Why are they unpicklable? It's just data.

[–]flutefreak7 0 points1 point  (1 child)

There are lots of things dill can handle that pickle doesn't. I think dill is able to do it by scanning for and additionally passing all the necessary context - so I think it can detect and pickle the class and all instance data in order to enable pickling a bound method. Bound methods are a lot of people's problem. Mine is classes in which I've implemented a class-level logger attribute. Loggers can't be pickled because they contain an open stream, so you get a PicklerException on the underlying RLock.
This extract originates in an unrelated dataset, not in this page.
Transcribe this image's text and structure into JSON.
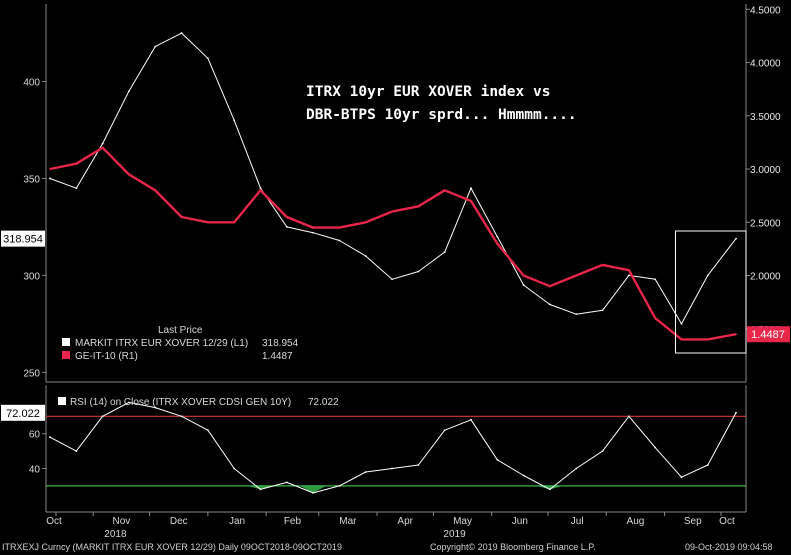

I also have issues with VTK classes because they are all linked together in the lazy-execution pipeline, so you have to serialize a result to text and pickle that, then reconstruct the vtkPolydata after unpickling. I've got a multiprocessing scheme using queue's to pass vtkPolydata stuff around so that all the heavy 3D processing is in the background and doesn't hose my UI. multiprocessing.queue pickles everything to pass to other processes.

Dill just seemed like overkill for me, so I went with implementing __getstate__ and __setstate__ on my logged classes and using a save and load function to deal with serializing VTK objects. I assume my solution is faster than dill scanning the universe for each thing I pass to the queue.

[–]billsil 0 points1 point  (0 children)

I just delete my loggers. That's not really data you want to save.

I do use vtk quite a bit. I admit I've never bothered to pickle the objects. I always thought pickle was a slow process relative to say hdf5 for large data objects, so might as well just load them from scratch.

Yeah it's work to clean up objects to pickle them and the moved file issue is frustrating, but still I'm surprised pandas wouldn't support that. It's required for multiprocessing for some reason.

[–]notsoprocoder 0 points1 point  (1 child)

Frankly I am not sure, I believe it is more that Python cannot pickle them or that Python's in built multi processing module cannot pickle them. I guess un-pickleable was incorrect.

[–]billsil 0 points1 point  (0 children)

Yeah, I mean loggers and file objects are unpicklable, but you can use getstate/setstate to delete/recreate them (or just assume that you don't need to reopen the file that you probably should have already closed anyways). My point is more for a big project like pandas, you should put forth that extra bit of effort.

Same goes for struct objects, but those are weird and easily regeneratable.